All of us feel entitled to something in this world, whether it is from our government, our families or our friends. Most often it represents some benefit that either by familiarization or opportunity we have an expectation of receiving. It is not necessarily something we deserve or have earned, but we have become accustomed to it and we want it.
If we think something is always going to be available to us, it shows in our behavior. In secular matters we can often see waste and misuse of entitled services or products by those who receive them. For instance, Medicare and Medicaid, unemployment compensation, food stamps and the like are often cited as targets of fraud and abuse.
In other words, if we assume that something will always be available, our attitude can lead us to take advantage of the situation. This often results in abuse of the lawful benefits extended to us.
This phenomenon isn’t limited to political or social environments. These human characteristics can find their way into our spiritual lives as well. If we look to God merely as the provider of an entitled life with Him in the hereafter, then the entitlement mentality we see in the world also may define our relationship with God.
Paul seemed to see the potential of an entitled attitude in the Christians at Rome. He addressed those who thought it a good thing to allow God's grace to cover their sins over and over again:
What shall we say then? Shall we continue in sin, that grace may abound? God forbid. How shall we, that are dead to sin, live any longer therein? ... Knowing this, that our old man is crucified with him, that the body of sin might be destroyed, that henceforth we should not serve sin (Rom. 6:1-2, 6).
While God is faithful to forgive us our sins, we are still instructed to not serve sin. While God is willing to erase our accountability for our sin, repentance also involves the realization that we have done wrong and are reordering our lives so as not to revisit that wrong.
We are fortunate to have a Creator who wants us to be with Him and is longsuffering toward us, giving us ample opportunity to serve Him instead of sin. We will fail from time to time, but if we expect that God owes us salvation and forgiveness, then we may have succumbed to a spiritual entitlement mentality.
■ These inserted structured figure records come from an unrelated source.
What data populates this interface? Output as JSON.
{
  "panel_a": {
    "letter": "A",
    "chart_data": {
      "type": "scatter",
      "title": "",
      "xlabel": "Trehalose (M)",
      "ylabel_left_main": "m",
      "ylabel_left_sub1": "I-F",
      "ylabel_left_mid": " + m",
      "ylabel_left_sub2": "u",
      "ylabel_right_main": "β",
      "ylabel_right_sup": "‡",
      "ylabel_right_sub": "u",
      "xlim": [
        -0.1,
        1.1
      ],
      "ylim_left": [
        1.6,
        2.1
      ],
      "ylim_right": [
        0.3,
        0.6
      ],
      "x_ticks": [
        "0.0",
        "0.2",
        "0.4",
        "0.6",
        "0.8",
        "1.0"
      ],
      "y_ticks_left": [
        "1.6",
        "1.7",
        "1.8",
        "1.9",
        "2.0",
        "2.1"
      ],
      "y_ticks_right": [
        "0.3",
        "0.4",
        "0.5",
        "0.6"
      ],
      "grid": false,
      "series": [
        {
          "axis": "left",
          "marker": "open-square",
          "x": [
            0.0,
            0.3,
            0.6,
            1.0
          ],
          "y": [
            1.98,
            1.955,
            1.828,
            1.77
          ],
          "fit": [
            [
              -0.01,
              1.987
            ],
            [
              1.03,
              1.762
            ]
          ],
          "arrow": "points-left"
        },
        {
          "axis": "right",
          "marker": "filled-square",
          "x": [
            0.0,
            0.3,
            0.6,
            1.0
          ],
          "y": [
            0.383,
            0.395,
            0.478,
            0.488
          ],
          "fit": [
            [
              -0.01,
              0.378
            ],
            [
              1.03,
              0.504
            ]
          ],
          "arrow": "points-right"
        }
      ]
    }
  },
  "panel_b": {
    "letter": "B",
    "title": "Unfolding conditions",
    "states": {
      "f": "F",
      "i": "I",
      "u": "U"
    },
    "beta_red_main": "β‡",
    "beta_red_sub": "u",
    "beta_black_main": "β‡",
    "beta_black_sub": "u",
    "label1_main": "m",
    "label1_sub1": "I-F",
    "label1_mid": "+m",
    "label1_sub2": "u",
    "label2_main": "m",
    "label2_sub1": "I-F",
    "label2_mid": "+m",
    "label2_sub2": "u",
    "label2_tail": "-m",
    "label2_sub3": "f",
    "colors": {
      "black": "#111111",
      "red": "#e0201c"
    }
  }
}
This is easy to do. Even the apostles fell into the entitlement trap. Peter is often singled out as impetuous, but he likely expressed thoughts common to some of the other disciples. In Luke 18, he seems to be saying: "What about us? See what we have left behind? What are we going to get from our sacrifice?"
Then Peter said, "Lo, we have left all, and followed thee." And he said unto them, "Verily I say unto you, there is no man that hath left house, or parents, or brethren, or wife, or children, for the kingdom of God's sake, who shall not receive manifold more in this present time, and in the world to come life everlasting." (Luke 18:28-30)
Jesus' message was quick and direct: No one will give up more in this life than the blessing he or she will receive from God -- either in this life or in life everlasting. This is such a great gift to consider!
There is nothing one can do to become entitled to salvation. Rather, it is a gift of God. God's grace, both in this life and in eternity, far outweighs any indebtedness that our actions may merit from God.
The idea of entitlement involves access to guaranteed benefits. While salvation is underwritten by Jesus' death and resurrection, we have commandments to obey before we can receive it. If we think we deserve salvation because of our own worth, if we do not prepare ourselves for service, or if we refuse to live according to God’s word, then we block God's grace from covering our sins.
If we continue in willful disobedience, this wonderful gift of God can and will be removed from our grasp.